SEHV, TİLÂVET VE ŞÜKÜR SECDELERİ
Sehv, yanılma secdesi

Namaz kılan, namazda farz olan bir şeyi, bilerek veya unutarak terk ederse, namazı bozulur. Eğer bir vâcibi, unutarak terk ederse, namazı bozulmaz. Fakat sehv secdesi yapması lâzım olur. Eğer kasten terk ederse, namazı bozulmaz. Fakat noksan olur. Secde-i sehv vâcib olmaz. Yeniden kılması vâcib olur. Kılmazsa günahkâr olur. Eğer bir sünneti kasten terk ederse, günah olur. Fakat namazı bozulmaz.
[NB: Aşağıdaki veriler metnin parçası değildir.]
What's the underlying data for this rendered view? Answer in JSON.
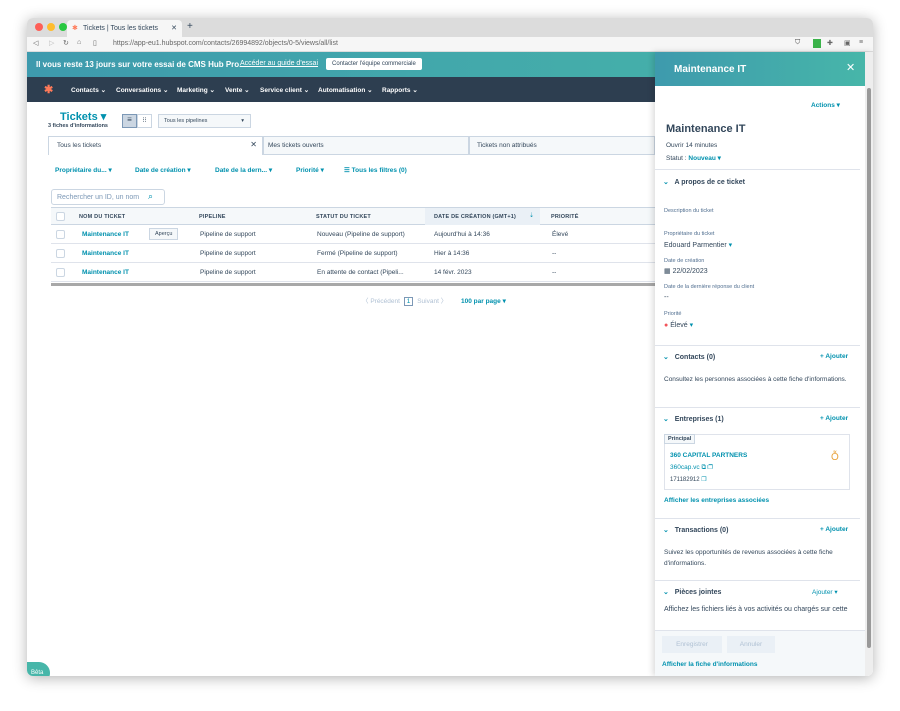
{
  "browser": {
    "tab_title": "Tickets | Tous les tickets",
    "url": "https://app-eu1.hubspot.com/contacts/26994892/objects/0-5/views/all/list"
  },
  "banner": {
    "text": "Il vous reste 13 jours sur votre essai de CMS Hub Pro.",
    "link": "Accéder au guide d'essai",
    "button": "Contacter l'équipe commerciale"
  },
  "nav": [
    "Contacts",
    "Conversations",
    "Marketing",
    "Vente",
    "Service client",
    "Automatisation",
    "Rapports"
  ],
  "header": {
    "title": "Tickets",
    "count": "3 fiches d'informations",
    "pipeline": "Tous les pipelines"
  },
  "views": [
    "Tous les tickets",
    "Mes tickets ouverts",
    "Tickets non attribués"
  ],
  "filters": [
    "Propriétaire du...",
    "Date de création",
    "Date de la dern...",
    "Priorité",
    "Tous les filtres (0)"
  ],
  "search_placeholder": "Rechercher un ID, un nom",
  "columns": [
    "NOM DU TICKET",
    "PIPELINE",
    "STATUT DU TICKET",
    "DATE DE CRÉATION (GMT+1)",
    "PRIORITÉ"
  ],
  "rows": [
    {
      "name": "Maintenance IT",
      "pipeline": "Pipeline de support",
      "status": "Nouveau (Pipeline de support)",
      "date": "Aujourd'hui à 14:36",
      "priority": "Élevé"
    },
    {
      "name": "Maintenance IT",
      "pipeline": "Pipeline de support",
      "status": "Fermé (Pipeline de support)",
      "date": "Hier à 14:36",
      "priority": "--"
    },
    {
      "name": "Maintenance IT",
      "pipeline": "Pipeline de support",
      "status": "En attente de contact (Pipeli...",
      "date": "14 févr. 2023",
      "priority": "--"
    }
  ],
  "preview_label": "Aperçu",
  "pagination": {
    "prev": "Précédent",
    "page": "1",
    "next": "Suivant",
    "per_page": "100 par page"
  },
  "beta": "Bêta",
  "panel": {
    "header": "Maintenance IT",
    "actions": "Actions",
    "title": "Maintenance IT",
    "open": "Ouvrir 14 minutes",
    "status_label": "Statut :",
    "status": "Nouveau",
    "about": "A propos de ce ticket",
    "desc_label": "Description du ticket",
    "owner_label": "Propriétaire du ticket",
    "owner": "Edouard Parmentier",
    "created_label": "Date de création",
    "created": "22/02/2023",
    "last_reply_label": "Date de la dernière réponse du client",
    "last_reply": "--",
    "priority_label": "Priorité",
    "priority": "Élevé",
    "contacts": "Contacts (0)",
    "contacts_text": "Consultez les personnes associées à cette fiche d'informations.",
    "add": "+ Ajouter",
    "companies": "Entreprises (1)",
    "principal": "Principal",
    "company_name": "360 CAPITAL PARTNERS",
    "company_domain": "360cap.vc",
    "company_phone": "171182912",
    "companies_link": "Afficher les entreprises associées",
    "deals": "Transactions (0)",
    "deals_text": "Suivez les opportunités de revenus associées à cette fiche d'informations.",
    "attachments": "Pièces jointes",
    "attachments_add": "Ajouter",
    "attachments_text": "Affichez les fichiers liés à vos activités ou chargés sur cette",
    "save": "Enregistrer",
    "cancel": "Annuler",
    "view_record": "Afficher la fiche d'informations"
  }
}
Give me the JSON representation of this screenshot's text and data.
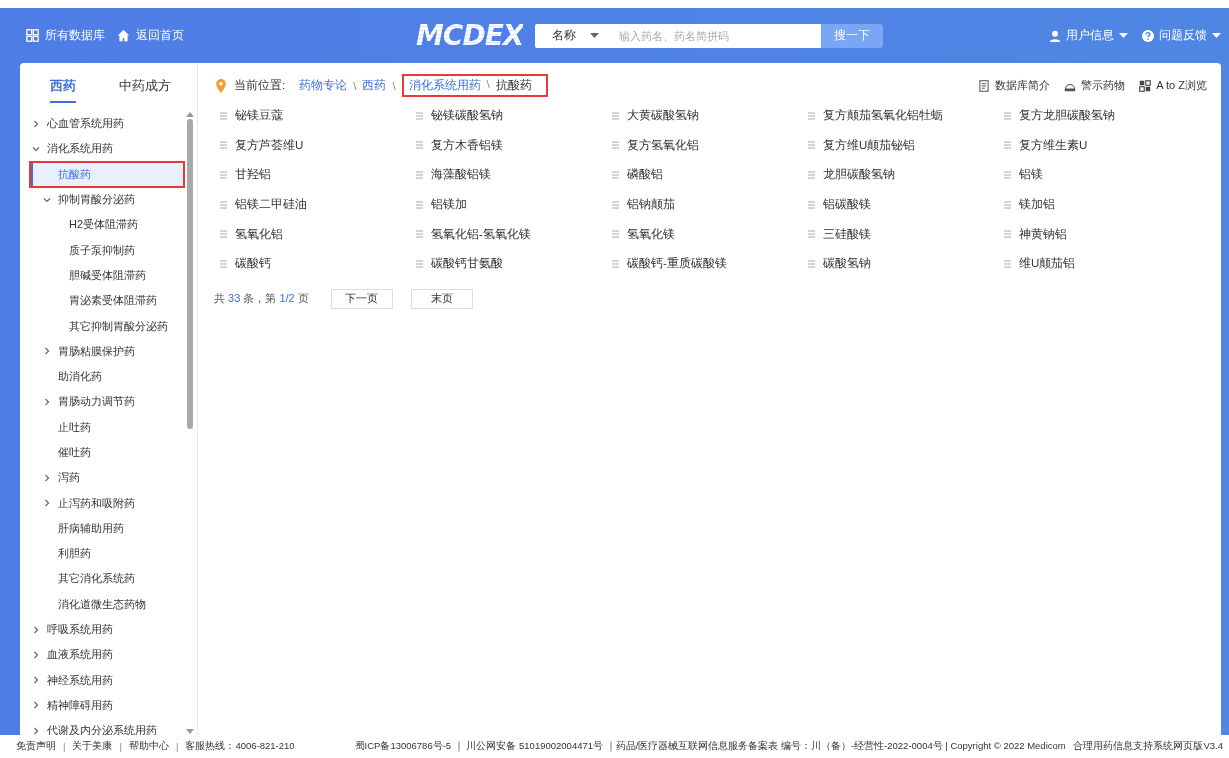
{
  "header": {
    "nav": [
      {
        "kind": "grid",
        "label": "所有数据库"
      },
      {
        "kind": "home",
        "label": "返回首页"
      }
    ],
    "logo": "MCDEX",
    "search": {
      "field_select": "名称",
      "placeholder": "输入药名、药名简拼码",
      "button": "搜一下"
    },
    "menus": [
      {
        "kind": "user",
        "label": "用户信息"
      },
      {
        "kind": "help",
        "label": "问题反馈"
      }
    ]
  },
  "sidebar": {
    "tabs": [
      {
        "label": "西药",
        "selected": true
      },
      {
        "label": "中药成方",
        "selected": false
      }
    ],
    "tree": [
      {
        "label": "心血管系统用药",
        "expanded": false,
        "selected": false,
        "highlighted": false
      },
      {
        "label": "消化系统用药",
        "expanded": true,
        "selected": false,
        "highlighted": false,
        "children": [
          {
            "label": "抗酸药",
            "selected": true,
            "highlighted": true
          },
          {
            "label": "抑制胃酸分泌药",
            "expanded": true,
            "selected": false,
            "highlighted": false,
            "children": [
              {
                "label": "H2受体阻滞药",
                "selected": false,
                "highlighted": false
              },
              {
                "label": "质子泵抑制药",
                "selected": false,
                "highlighted": false
              },
              {
                "label": "胆碱受体阻滞药",
                "selected": false,
                "highlighted": false
              },
              {
                "label": "胃泌素受体阻滞药",
                "selected": false,
                "highlighted": false
              },
              {
                "label": "其它抑制胃酸分泌药",
                "selected": false,
                "highlighted": false
              }
            ]
          },
          {
            "label": "胃肠粘膜保护药",
            "expanded": false,
            "selected": false,
            "highlighted": false
          },
          {
            "label": "助消化药",
            "selected": false,
            "highlighted": false
          },
          {
            "label": "胃肠动力调节药",
            "expanded": false,
            "selected": false,
            "highlighted": false
          },
          {
            "label": "止吐药",
            "selected": false,
            "highlighted": false
          },
          {
            "label": "催吐药",
            "selected": false,
            "highlighted": false
          },
          {
            "label": "泻药",
            "expanded": false,
            "selected": false,
            "highlighted": false
          },
          {
            "label": "止泻药和吸附药",
            "expanded": false,
            "selected": false,
            "highlighted": false
          },
          {
            "label": "肝病辅助用药",
            "selected": false,
            "highlighted": false
          },
          {
            "label": "利胆药",
            "selected": false,
            "highlighted": false
          },
          {
            "label": "其它消化系统药",
            "selected": false,
            "highlighted": false
          },
          {
            "label": "消化道微生态药物",
            "selected": false,
            "highlighted": false
          }
        ]
      },
      {
        "label": "呼吸系统用药",
        "expanded": false,
        "selected": false,
        "highlighted": false
      },
      {
        "label": "血液系统用药",
        "expanded": false,
        "selected": false,
        "highlighted": false
      },
      {
        "label": "神经系统用药",
        "expanded": false,
        "selected": false,
        "highlighted": false
      },
      {
        "label": "精神障碍用药",
        "expanded": false,
        "selected": false,
        "highlighted": false
      },
      {
        "label": "代谢及内分泌系统用药",
        "expanded": false,
        "selected": false,
        "highlighted": false
      }
    ]
  },
  "breadcrumb": {
    "label": "当前位置:",
    "separator": "\\",
    "items": [
      {
        "label": "药物专论",
        "highlighted": false
      },
      {
        "label": "西药",
        "highlighted": false
      },
      {
        "label": "消化系统用药",
        "highlighted": true
      },
      {
        "label": "抗酸药",
        "highlighted": true
      }
    ]
  },
  "tools": [
    {
      "kind": "doc",
      "label": "数据库简介"
    },
    {
      "kind": "warn",
      "label": "警示药物"
    },
    {
      "kind": "grid",
      "label": "A to Z浏览"
    }
  ],
  "drugs": [
    "铋镁豆蔻",
    "铋镁碳酸氢钠",
    "大黄碳酸氢钠",
    "复方颠茄氢氧化铝牡蛎",
    "复方龙胆碳酸氢钠",
    "复方芦荟维U",
    "复方木香铝镁",
    "复方氢氧化铝",
    "复方维U颠茄铋铝",
    "复方维生素U",
    "甘羟铝",
    "海藻酸铝镁",
    "磷酸铝",
    "龙胆碳酸氢钠",
    "铝镁",
    "铝镁二甲硅油",
    "铝镁加",
    "铝钠颠茄",
    "铝碳酸镁",
    "镁加铝",
    "氢氧化铝",
    "氢氧化铝-氢氧化镁",
    "氢氧化镁",
    "三硅酸镁",
    "神黄钠铝",
    "碳酸钙",
    "碳酸钙甘氨酸",
    "碳酸钙-重质碳酸镁",
    "碳酸氢钠",
    "维U颠茄铝"
  ],
  "pagination": {
    "prefix": "共",
    "total": "33",
    "middle": "条，第",
    "page": "1/2",
    "suffix": "页",
    "buttons": [
      "下一页",
      "末页"
    ]
  },
  "footer": {
    "separator": "|",
    "links": [
      "免责声明",
      "关于美康",
      "帮助中心"
    ],
    "hotline": "客服热线：4006-821-210",
    "legal": "蜀ICP备13006786号-5 ｜ 川公网安备 51019002004471号 ｜药品/医疗器械互联网信息服务备案表 编号：川（备）-经营性-2022-0004号 | Copyright © 2022 Medicom",
    "version": "合理用药信息支持系统网页版V3.4"
  }
}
Unutarak terk ederse secde-i sehv gerekmez.

Namazda birkaç kere secde-i sehv îcâb etse bir kere yapmak yetişir. İmâmın yanılması, kendisine uyanların da secde-i sehv yapmalarını gerektirir. İmâma uyan yanılırsa, kendisi imâmdan ayrı secde-i sehv yapmaz.

Secde-i sehvi yapmak için, tehıyyat okunup, bir tarafa selâm verildikten sonra, iki secde yapıp oturulur ve (Tehıyyât), (Salli ve bârik), (Rabbenâ) duâları okunarak namaz tamamlanır. İki tarafa selâm verdikten sonra veya hiç selâm vermeden de secde-i sehv yapılabilir.

Namazda oniki şeyin değişmesi, az ve çok yapılması secde-i sehve sebep olur:

1- Oturması lâzım gelen yerde kalkmak.

2- Kalkması gereken yerde oturmak.

3- Sesli okuması îcâbeden yerde, yavaş okumak.

4- Yavaş okuması gereken yerde, sesli okumak.

5- Duâ okunacak yerde, Kur’ân-ı kerîmden okumak.

6- Kur’ân-ı kerîmden okunacak yerde duâ okumak. Meselâ, Fâtiha sûresi yerine Ettehıyyâtü duâsını okumak gibi. Burada Fâtiha terk edilmiş oluyor.

7- Namazı tamamlamadan selâm vermek.

8- İlk iki rek’atte, Fâtihadan sonra zamm-ı sûre okumamak.

9- Bayram namazı tekbîrlerini terk etmek.

10- Vitr namazında kunut duâsını terk etmek.

Tilâvet secdesi

Kur’ân-ı kerîmde ondört yerde, secde âyeti vardır. Bunlardan birini okuyanın veya işitenin, mânâsını anlamasa da, bir secde yapması vâcibdir. Secde âyetlerini yazan, heceleyen secde yapmaz.

Dağlardan, çöllerden ve başka yerlerden aksedip, geri gelen sadâyı işitenlerin ve kuştan işitenlerin secde etmesi vâcib olmaz. İnsan sesi olması lâzımdır. Radyodan işitilen sesin, insan sesi olmayıp, hâfızın sesine benzeyen, cansız âlet sesidir. Bunun için radyodan ve teypten okunan secde âyetlerini işitenin tilâvet secdesi yapması vâcib olmaz.

Tilâvet secdesi yapmak için abdestli olarak, kıbleye karşı ayakta durup, elleri kulaklara kaldırmadan “Allahü ekber” diyerek secdeye yatılır. Üç kere “Sübhâne rabbiyel a’lâ” denir. Sonra “Allahü ekber” deyip secdeden kalkınca secde-i tilâvet tamam olur. Önce niyet etmek lâzımdır. Niyetsiz kabûl olmaz.

Şükür secdesi

Tilâvet secdesi gibidir. Kendisine ni’met gelen veya bir dertten kurtulan kimsenin, Allahü teâlâ için (secde-i şükür) yapması müstehabdır. Secdede önce (Elhamdülillah) der. Sonra secde tesbihini okur. Namazdan sonra secde yapmak mekruhtur.